Congress has until the end of the month to reauthorize the SCHIP, which insures about six million children nationwide, who are not eligible for or enrolled in Medicaid. The proposed bill would add three million more children to the program. This summer, the Senate reached a bipartisan agreement to increase SCHIP spending by $35 billion.
When asked why the President plans to veto the current bill, Leavitt responded that the “President would like to see SCHIP reauthorized… The bill that the President will veto is represented to offer 2.6 million insurance. However, 1.2 million of those already have private insurance, and 900,000 of them already qualify.”
Leavitt stated that the bill veto is inevitable because “It helps those who are well-off as opposed to those who are poor. It moves people from private insurance to government insurance. It covers adults; this is a program for children.”

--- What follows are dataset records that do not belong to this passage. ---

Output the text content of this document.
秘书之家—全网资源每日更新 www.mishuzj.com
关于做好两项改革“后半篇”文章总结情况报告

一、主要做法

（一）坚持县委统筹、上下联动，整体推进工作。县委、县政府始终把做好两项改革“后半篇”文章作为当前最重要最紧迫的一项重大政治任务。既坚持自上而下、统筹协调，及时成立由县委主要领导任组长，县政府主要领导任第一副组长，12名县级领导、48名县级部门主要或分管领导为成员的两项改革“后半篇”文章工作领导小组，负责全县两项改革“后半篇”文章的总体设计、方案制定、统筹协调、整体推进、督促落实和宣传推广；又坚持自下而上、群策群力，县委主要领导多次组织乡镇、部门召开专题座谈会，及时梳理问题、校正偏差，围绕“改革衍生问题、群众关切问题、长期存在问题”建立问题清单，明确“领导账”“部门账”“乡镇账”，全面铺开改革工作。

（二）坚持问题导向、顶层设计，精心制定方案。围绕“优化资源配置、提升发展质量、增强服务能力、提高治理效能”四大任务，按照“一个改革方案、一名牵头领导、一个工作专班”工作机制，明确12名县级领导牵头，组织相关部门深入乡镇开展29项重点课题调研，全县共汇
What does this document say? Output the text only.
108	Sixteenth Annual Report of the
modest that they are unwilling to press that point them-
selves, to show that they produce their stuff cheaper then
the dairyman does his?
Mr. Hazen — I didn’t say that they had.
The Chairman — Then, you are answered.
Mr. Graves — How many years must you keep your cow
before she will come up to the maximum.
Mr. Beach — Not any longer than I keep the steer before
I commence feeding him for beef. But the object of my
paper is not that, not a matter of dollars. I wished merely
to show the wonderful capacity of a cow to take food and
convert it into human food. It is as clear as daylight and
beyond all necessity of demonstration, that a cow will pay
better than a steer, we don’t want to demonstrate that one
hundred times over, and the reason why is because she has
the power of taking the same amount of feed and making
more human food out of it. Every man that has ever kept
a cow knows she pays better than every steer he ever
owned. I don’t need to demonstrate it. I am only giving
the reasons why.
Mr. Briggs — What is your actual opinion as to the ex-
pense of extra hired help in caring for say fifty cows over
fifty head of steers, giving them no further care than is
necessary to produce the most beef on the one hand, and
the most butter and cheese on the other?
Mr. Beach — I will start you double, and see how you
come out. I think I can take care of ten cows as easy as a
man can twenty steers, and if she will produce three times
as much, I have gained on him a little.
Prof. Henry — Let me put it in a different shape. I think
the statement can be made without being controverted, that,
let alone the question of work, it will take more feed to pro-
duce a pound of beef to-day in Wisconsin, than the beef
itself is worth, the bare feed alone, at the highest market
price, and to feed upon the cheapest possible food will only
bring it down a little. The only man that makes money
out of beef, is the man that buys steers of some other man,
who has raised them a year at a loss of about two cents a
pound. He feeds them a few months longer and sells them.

When pressed about why the President refuses to commit more than $5 billion toward the program, Leavitt responded, “We desire to see SCHIP continue to cover those children who are under 200 percent of the poverty line. We believe that the $5 billion is adequate to do that.”
The HHS secretary also mentioned that congressman Joe Barton (R-TX), chairman of the House Committee on Energy & Commerce, plans to file and extension past the Sept. 30 deadline, in order to “work these differences out.”